I am new to planted aquariums, but am thinking about trying things out. I am looking for plants that would do well in pool filter sand with standard lighting. Also, what would I have the easiest time finding? I am not sure is this is even possible, but any suggestions would be appreciated. Thanks!

-Chad


----------



## naegling23 (Jan 4, 2008)

standard lighting means??

at 1.5 watts per gallon, you can grow anubias, java fern, java moss

at 2 watts per gallon, you can add the above plus, swords, val, bacopa, hygro plus a few more.

at above....that gets tricky with co2 and ferts like crazy.

Most plants dont really like sand, but anubias, java fern, and moss dont root into the substrate, so they would be fine...stem plants like bacopa and hygro might also work since they can just sort of hang out.


----------



## macclellan (Nov 30, 2006)

Standard lighting surely isn't more than 2WPG, and is likely much less than 1WPG. You'll have the easiest time finding...what you have the easiest time finding, i.e. what is locally available.
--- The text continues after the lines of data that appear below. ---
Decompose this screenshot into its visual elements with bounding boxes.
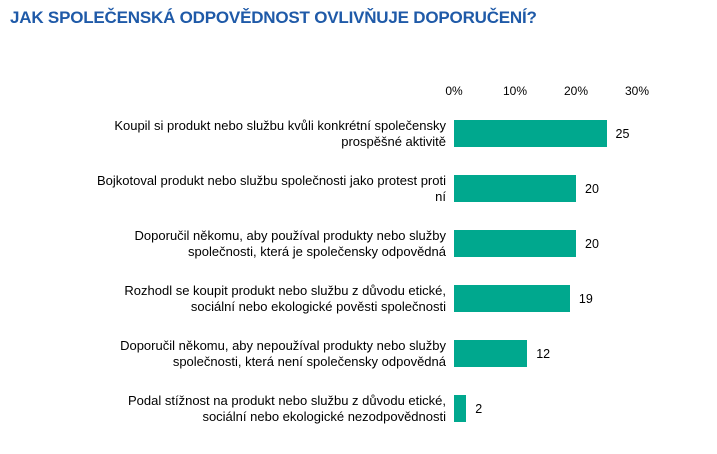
category-label-line: sociální nebo ekologické nezodpovědnosti [202, 408, 446, 424]
bar-track: 20 [446, 175, 717, 202]
category-label-line: Koupil si produkt nebo službu kvůli konk… [114, 117, 446, 133]
bar [454, 395, 467, 422]
value-label: 25 [615, 126, 630, 141]
bar [454, 340, 528, 367]
category-label-line: společnosti, která není společensky odpo… [172, 353, 446, 369]
bar [454, 285, 570, 312]
chart-row: Bojkotoval produkt nebo službu společnos… [0, 161, 717, 216]
axis-tick-label: 20% [563, 84, 589, 98]
category-label-line: Doporučil někomu, aby používal produkty … [134, 227, 446, 243]
bar-track: 12 [446, 340, 717, 367]
bar [454, 120, 607, 147]
chart-row: Rozhodl se koupit produkt nebo službu z … [0, 271, 717, 326]
category-label-line: společnosti, která je společensky odpově… [188, 243, 446, 259]
category-label-line: Rozhodl se koupit produkt nebo službu z … [124, 282, 446, 298]
value-label: 19 [578, 291, 593, 306]
category-label: Podal stížnost na produkt nebo službu z … [0, 393, 446, 425]
chart-row: Podal stížnost na produkt nebo službu z … [0, 381, 717, 436]
axis-tick-label: 30% [624, 84, 650, 98]
category-label-line: prospěšné aktivitě [341, 133, 446, 149]
chart-title: JAK SPOLEČENSKÁ ODPOVĚDNOST OVLIVŇUJE DO… [10, 8, 537, 27]
category-label-line: Podal stížnost na produkt nebo službu z … [128, 392, 446, 408]
chart-row: Doporučil někomu, aby nepoužíval produkt… [0, 326, 717, 381]
bar-track: 25 [446, 120, 717, 147]
category-label: Rozhodl se koupit produkt nebo službu z … [0, 283, 446, 315]
category-label: Bojkotoval produkt nebo službu společnos… [0, 173, 446, 205]
bar [454, 230, 576, 257]
category-label-line: sociální nebo ekologické pověsti společn… [190, 298, 446, 314]
category-label: Koupil si produkt nebo službu kvůli konk… [0, 118, 446, 150]
value-label: 20 [585, 236, 599, 251]
value-label: 12 [536, 346, 551, 361]
bar-track: 2 [446, 395, 717, 422]
bar-track: 20 [446, 230, 717, 257]
axis-tick-label: 0% [445, 84, 463, 98]
bar-track: 19 [446, 285, 717, 312]
chart-row: Koupil si produkt nebo službu kvůli konk… [0, 106, 717, 161]
category-label-line: Doporučil někomu, aby nepoužíval produkt… [120, 337, 446, 353]
chart-row: Doporučil někomu, aby používal produkty … [0, 216, 717, 271]
value-label: 2 [475, 401, 483, 416]
value-label: 20 [585, 181, 599, 196]
axis-tick-label: 10% [502, 84, 528, 98]
chart-rows: Koupil si produkt nebo službu kvůli konk… [0, 106, 717, 436]
bar [454, 175, 576, 202]
x-axis: 0% 10% 20% 30% [445, 84, 694, 98]
category-label: Doporučil někomu, aby používal produkty … [0, 228, 446, 260]
category-label-line: Bojkotoval produkt nebo službu společnos… [96, 172, 446, 188]
category-label: Doporučil někomu, aby nepoužíval produkt… [0, 338, 446, 370]
category-label-line: ní [435, 188, 446, 204]
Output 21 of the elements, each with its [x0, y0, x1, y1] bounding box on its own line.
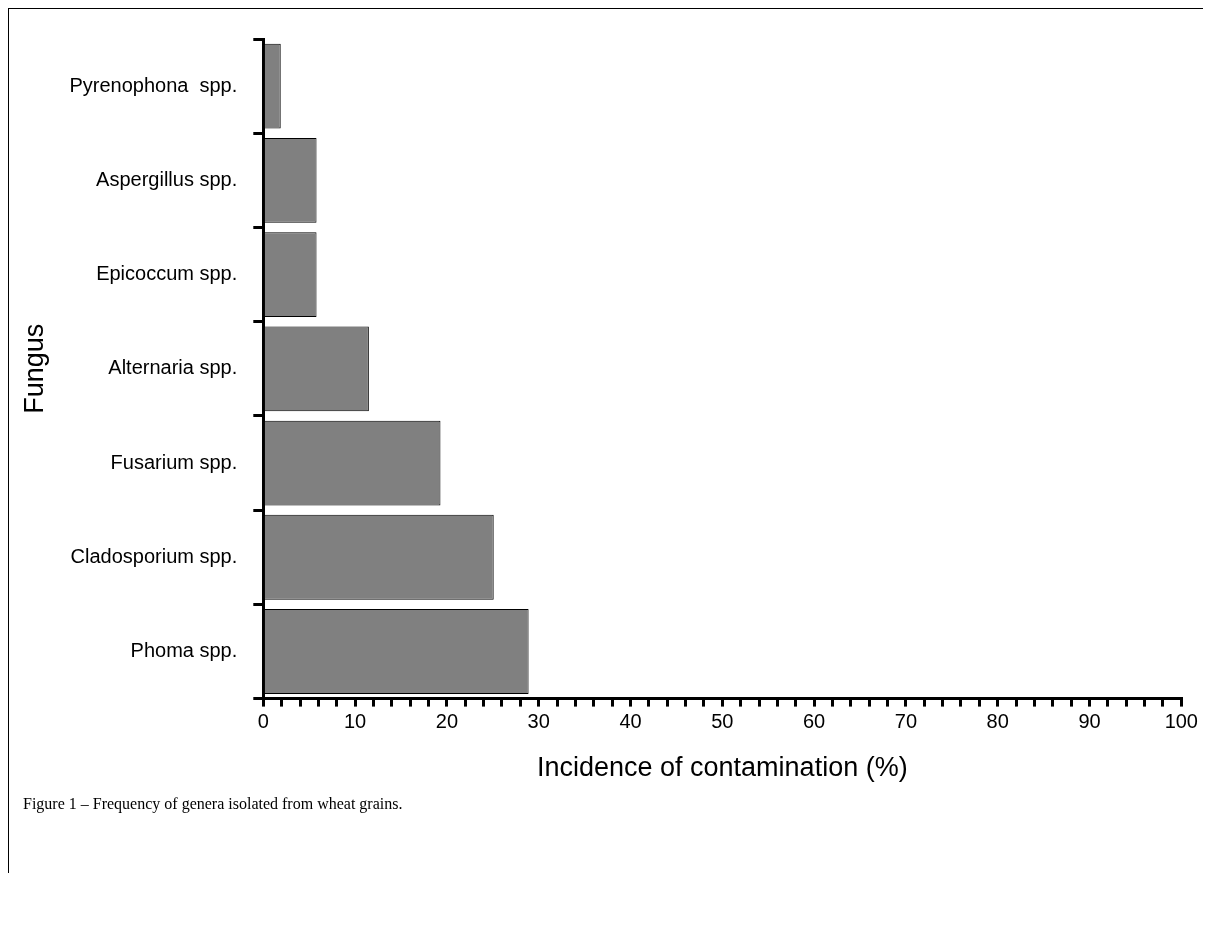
y-tick-label: Phoma spp. [130, 639, 238, 661]
y-axis-title: Fungus [18, 323, 49, 414]
y-tick-label: Epicoccum spp. [96, 262, 238, 285]
x-tick-label: 50 [711, 710, 734, 733]
caption: Figure 1 – Frequency of genera isolated from wheat grains. [23, 795, 404, 815]
y-tick-label: Alternaria spp. [108, 356, 238, 379]
x-tick-label: 40 [619, 710, 642, 733]
y-tick-label: Aspergillus spp. [96, 167, 238, 190]
x-axis-title: Incidence of contamination (%) [536, 752, 908, 783]
y-tick-label: Cladosporium spp. [70, 544, 238, 567]
y-tick-label: Pyrenophona spp. [69, 73, 238, 96]
x-tick-label: 10 [343, 710, 367, 733]
x-tick-label: 60 [802, 710, 826, 733]
y-tick-label: Fusarium spp. [110, 450, 238, 473]
x-tick-label: 30 [527, 710, 550, 733]
x-tick-label: 90 [1078, 710, 1101, 733]
x-tick-label: 20 [435, 710, 459, 733]
x-tick-label: 100 [1164, 710, 1198, 733]
x-tick-label: 70 [894, 710, 918, 733]
x-tick-label: 80 [986, 710, 1009, 733]
x-tick-label: 0 [257, 710, 269, 733]
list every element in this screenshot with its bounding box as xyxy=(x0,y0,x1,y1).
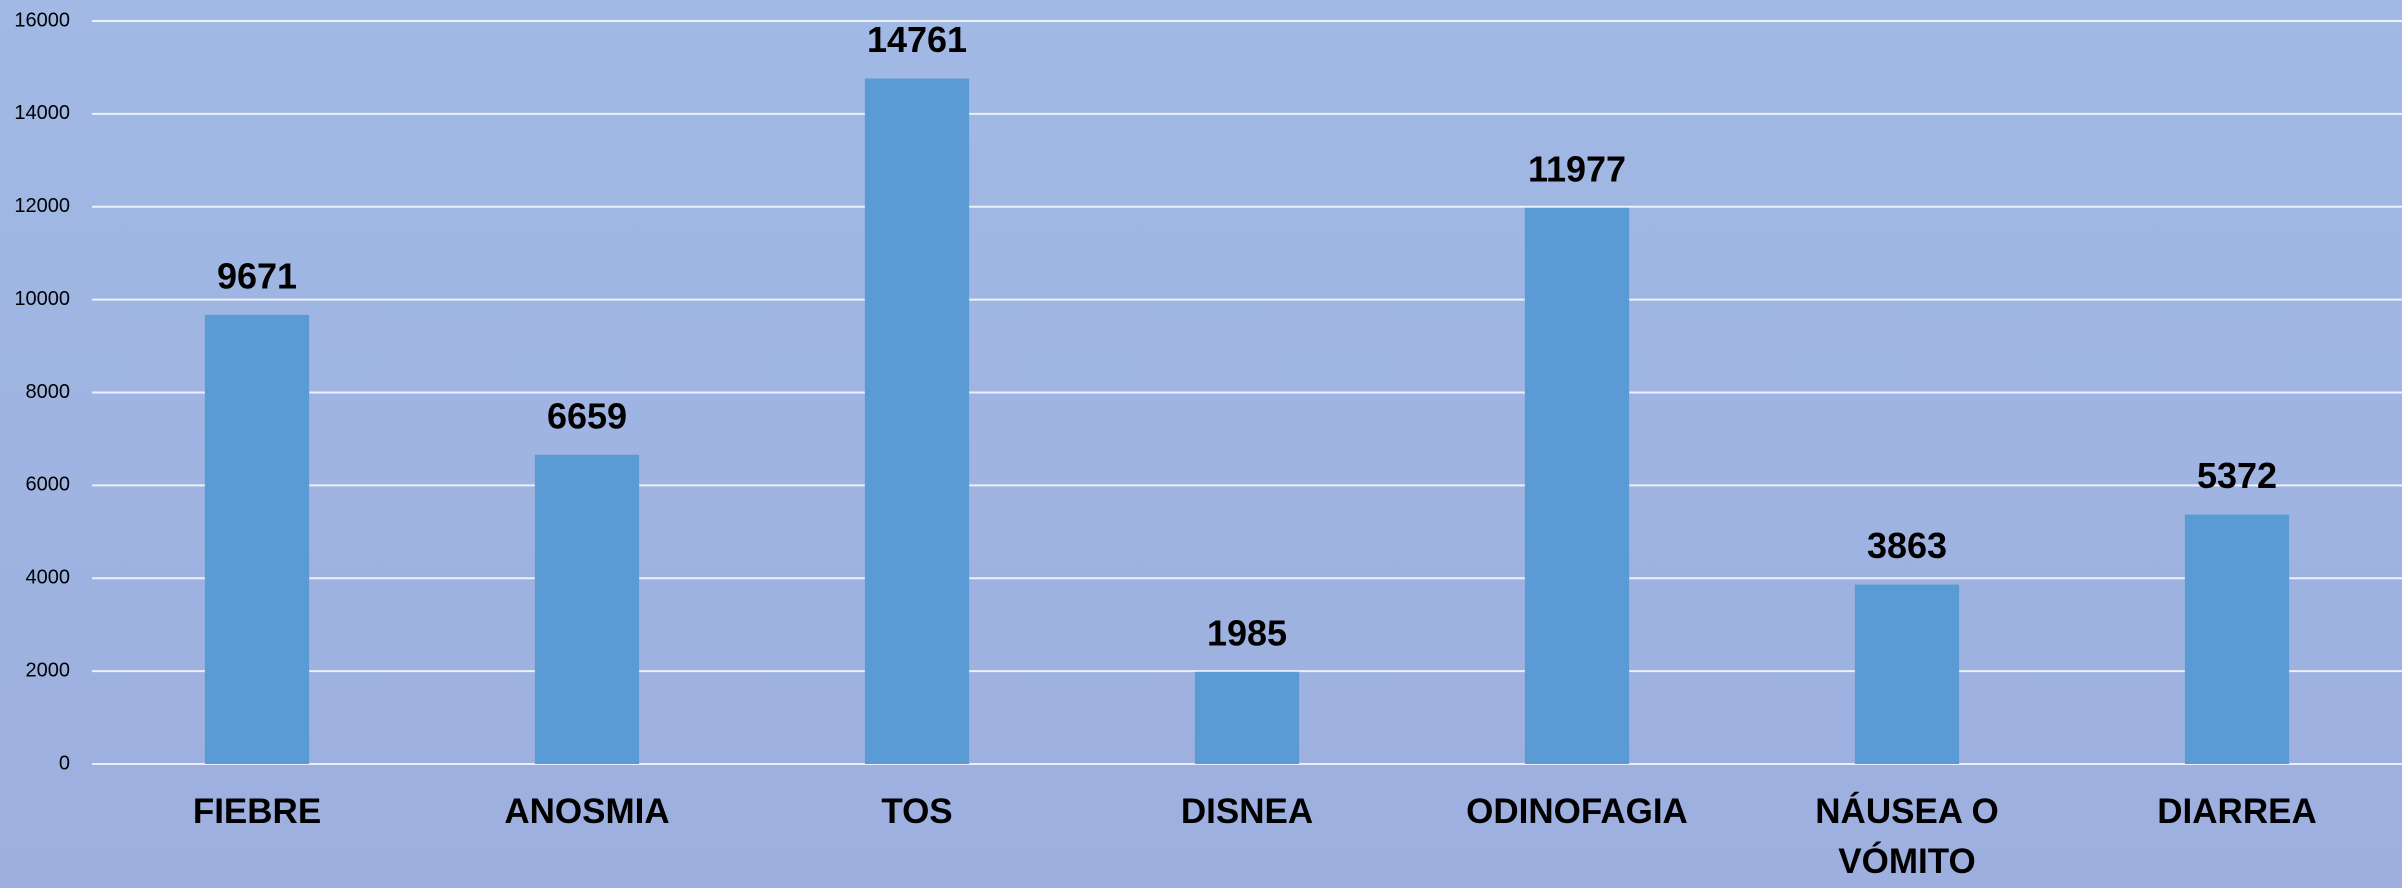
y-tick-label: 0 xyxy=(59,752,70,774)
value-label: 5372 xyxy=(2197,455,2277,496)
x-tick-label: NÁUSEA O VÓMITO xyxy=(1815,792,1999,881)
bar xyxy=(1194,671,1300,764)
y-tick-label: 2000 xyxy=(26,659,71,681)
value-label: 6659 xyxy=(547,395,627,436)
y-tick-label: 10000 xyxy=(14,288,70,310)
value-label: 1985 xyxy=(1207,612,1287,653)
value-label: 11977 xyxy=(1528,148,1626,189)
x-tick-label: ODINOFAGIA xyxy=(1466,792,1688,831)
y-tick-label: 8000 xyxy=(26,381,71,403)
x-tick-label: DISNEA xyxy=(1180,792,1314,831)
x-tick-label: DIARREA xyxy=(2157,792,2317,831)
value-label: 9671 xyxy=(217,255,297,296)
bar xyxy=(534,454,640,764)
x-tick-label: TOS xyxy=(881,792,953,831)
bar xyxy=(864,78,970,764)
x-tick-label: ANOSMIA xyxy=(504,792,670,831)
y-tick-label: 4000 xyxy=(26,567,71,589)
bar xyxy=(2184,514,2290,764)
value-label: 3863 xyxy=(1867,525,1947,566)
bar xyxy=(204,314,310,764)
y-tick-label: 16000 xyxy=(14,9,70,31)
y-tick-label: 6000 xyxy=(26,474,71,496)
y-tick-label: 14000 xyxy=(14,102,70,124)
bar xyxy=(1854,584,1960,764)
bar xyxy=(1524,207,1630,765)
x-tick-label: FIEBRE xyxy=(192,792,322,831)
value-label: 14761 xyxy=(867,19,967,60)
y-tick-label: 12000 xyxy=(14,195,70,217)
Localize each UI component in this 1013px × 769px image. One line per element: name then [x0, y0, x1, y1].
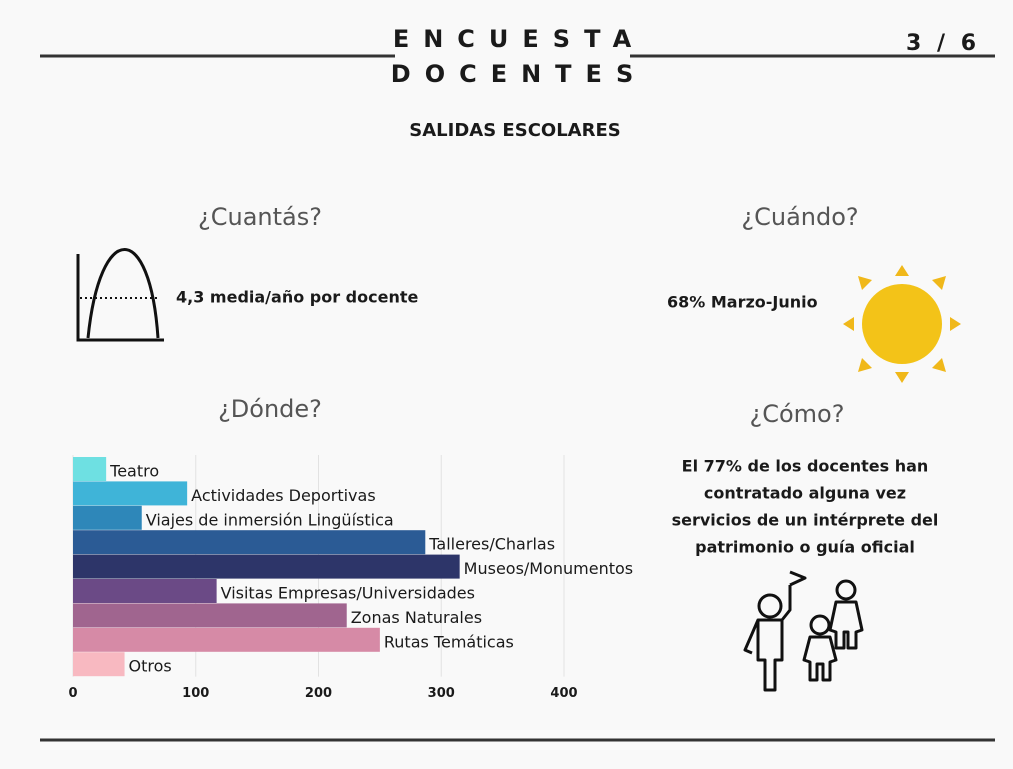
x-tick-label: 300: [428, 686, 455, 701]
section-title: ¿Cómo?: [750, 400, 845, 428]
bar: [73, 530, 426, 555]
bar-label: Museos/Monumentos: [464, 559, 633, 578]
body-line: contratado alguna vez: [704, 484, 906, 503]
page-number: 3 / 6: [906, 31, 980, 56]
section-title: ¿Cuantás?: [198, 203, 322, 231]
x-tick-label: 100: [182, 686, 209, 701]
header-title: DOCENTES: [391, 60, 647, 88]
bar-label: Otros: [129, 657, 172, 676]
bar-label: Viajes de inmersión Lingüística: [146, 510, 394, 529]
people-icon: [743, 570, 864, 692]
bar-label: Teatro: [109, 462, 159, 481]
header-title: ENCUESTA: [393, 25, 645, 53]
body-line: patrimonio o guía oficial: [695, 538, 915, 557]
bar: [73, 579, 217, 603]
bar: [73, 481, 188, 506]
bar: [73, 627, 380, 652]
heading: SALIDAS ESCOLARES: [409, 120, 620, 141]
curve-icon: [76, 248, 164, 342]
bar-label: Visitas Empresas/Universidades: [221, 584, 475, 603]
stat-text: 4,3 media/año por docente: [176, 288, 418, 307]
bar-label: Actividades Deportivas: [191, 486, 376, 505]
bar-label: Talleres/Charlas: [428, 535, 555, 554]
bar-label: Rutas Temáticas: [384, 632, 514, 651]
stat-text: 68% Marzo-Junio: [667, 293, 818, 312]
chart-title: ¿Dónde?: [218, 395, 322, 423]
body-line: servicios de un intérprete del: [672, 511, 939, 530]
bar: [73, 603, 347, 628]
bar: [73, 505, 142, 530]
body-line: El 77% de los docentes han: [682, 457, 929, 476]
bar-label: Zonas Naturales: [351, 608, 482, 627]
section-title: ¿Cuándo?: [741, 203, 858, 231]
x-tick-label: 400: [550, 686, 577, 701]
bar: [73, 457, 107, 481]
bar: [73, 554, 460, 579]
sun-icon: [843, 265, 961, 383]
x-tick-label: 200: [305, 686, 332, 701]
x-tick-label: 0: [68, 686, 77, 701]
bar: [73, 652, 125, 677]
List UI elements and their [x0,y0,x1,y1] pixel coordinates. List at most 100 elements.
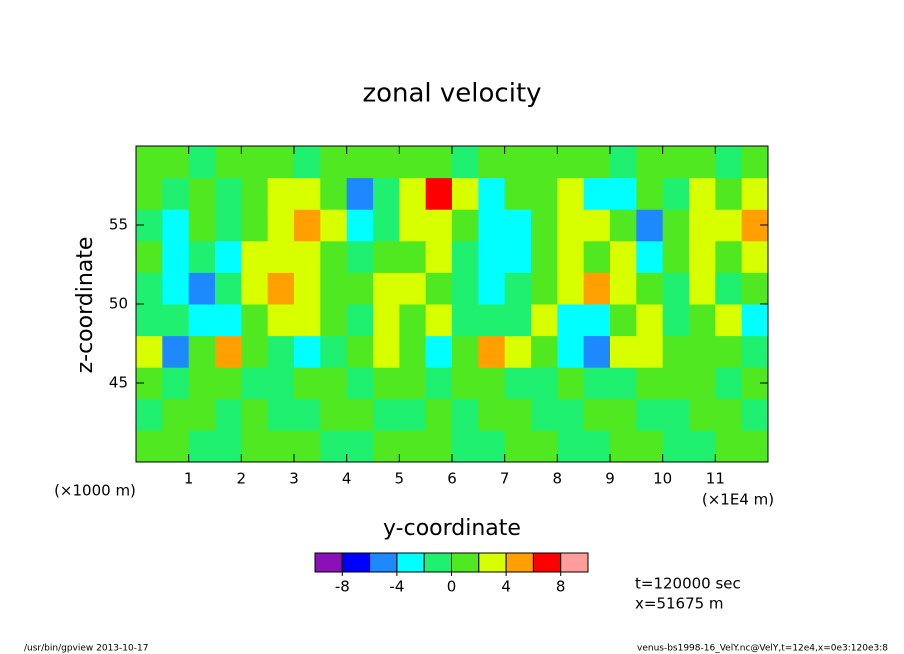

You'll probably be able to find hornwort. I'd suggest starting with that. If you really like plants, you'll need a better light.


----------



## macclellan (Nov 30, 2006)

macclellan said:


> Standard lighting surely isn't more than 2WPG, and is likely much less than 1WPG. You'll have the easiest time finding...what you have the easiest time finding, i.e. what is locally available. You'll probably be able to find hornwort. I'd suggest starting with that. If you really like plants, you'll need a better light.





naegling23 said:


> Most plants dont really like sand, but anubias, java fern, and moss dont root into the substrate, so they would be fine...stem plants like bacopa and hygro might also work since they can just sort of hang out.


Sorry, but that's just false. Plants don't like not having nutrients, which can happen if sand is your substrate. But if you use fertilizers or have enough fish to create the nutrients, then sand is just fine. I've got 3 nice planted tanks with nothing but sand...(I use fertilizers).


----------



## Fogelhund (Dec 3, 2002)

Depending on the stocking levels you may not need to add in fertilizers to the mix. I certainly have found that it isn't necessary in my case. In addition to the plants listed above, I've found that most Cryptocorne's, some Aponogeton's, Brazilian Swords, and dwarf chain swords do well in Sand.

These are all sand bottom, non-fertilized, non-CO2 tanks.


----------



## Dewdrop (Nov 20, 2007)

Fogelhund, your planted tanks amaze me...especially with mbuna in the tanks. I know one of your secrets is to plant heavily, but what lighting do you use? Maybe I'll give it another try with the new 75g.. Also, how do you stir the sand if it's planted? Or is stirring really necessary? I've never had sand but considering it this time.


----------